Die neue Herbsterhebung zeigt, dass die deutliche Konjunkturabkühlung in China zu einer schweren Hypothek für das wichtige Jahresendgeschäft werden könnte. Zwar können deutsche Mittelständler, die Portfoliounternehmen von Private-Equity-Investoren sind, die chinesischen Triebkräfte gut abfedern: Nur zwölf Prozent spüren „deutliche“ Auswirkungen und 21 Prozent erwarten sogar mittelfristig überhaupt keine Folgen. Doch 83 Prozent der befragten Private-Equity-Profis geben an, Kaufkandidaten mit starkem China-Geschäft am M&A-Markt heute vorsichtiger zu bewerten als noch zu Jahresbeginn. „Ein Bewertungsabschlag ist zwar konsequent, aber eben nur eine Momentaufnahme, die auch als taktisches Argument für Kaufpreisverhandlungen eingesetzt werden kann“, erklärt CMS Deutschland-Partner Dr. Tobias Schneider.

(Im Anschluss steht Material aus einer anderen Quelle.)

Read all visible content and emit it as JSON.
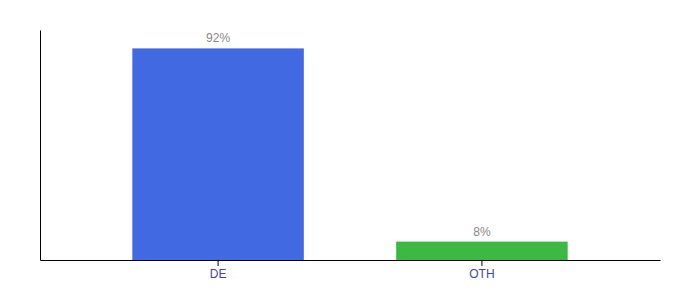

Stärkere Auswirkungen scheint die aktuelle Abgasaffäre in der Automobilbranche zu haben – so büßt dieser Sektor als Investitionsziel erheblich an Attraktivität ein und PE-Manager bewerten Automotive-Targets um 20 Prozent schlechter als noch im Frühjahr. Die beliebtesten Zielbranchen sind nach wie vor Healthcare, Software/IT (mit dem bisher größten Zuwachs) und Dienstleistungen. PE-Investoren folgen also weiter gern den Megatrends Gesundheit, Konnektivität und Digitalisierung – obwohl die Finanzierungssituation auch für tendenziell anspruchsvollere Assets deutlich komfortabler geworden ist.

Denn nachdem sich über das Frühjahr hinweg in den Augen der PE-Professionals sowohl das Finanzierungsumfeld als auch die Geschäftsaussichten ihrer Portfoliounternehmen leicht eingetrübt hatten, zeigt der Trend nun wieder klar nach oben. Verbesserten sich die Geschäftsaussichten wieder leicht, so erreicht der Finanzierungsmarkt nach der Sommerpause Werte wie noch nie seit Auflage des Panels: Die Einschätzung der Befragten zur Verfügbarkeit von Buy-out-Finanzierungen springt auf einer Skala von eins (schlechtes Finanzierungsumfeld) bis zehn (starkes Finanzierungsumfeld gegenüber dem Frühsommer um sieben Prozent von 7,82 auf 8,33 Punkte.

Allerdings haben auch noch nie seit Beginn der Befragungen die PE-Profis die Kaufpreise als so teuer empfunden wie jetzt. Auf einer Skala von eins (teuer) bis zehn (günstig) fällt die durchschnittliche Bewertung der Kaufpreise gegenüber der Frühjahrsbefragung von 3,43 auf das Rekordtief von 3,26 Punkten. „Finanzierungen zu sehr guten Konditionen sind ohne weiteres verfügbar. Das Problem ist die immer höhere Kaufpreiserwartung der Verkäufer“, betont Dr. Joachim Dietrich, Partner bei CMS Deutschland.

Dreimal jährlich werden die führenden Manager von rund 40 wichtigen Private-Equity-Investoren im deutschen Mittelstand anonym zu ihrer Einschätzung der Marktlage und Prognosen befragt.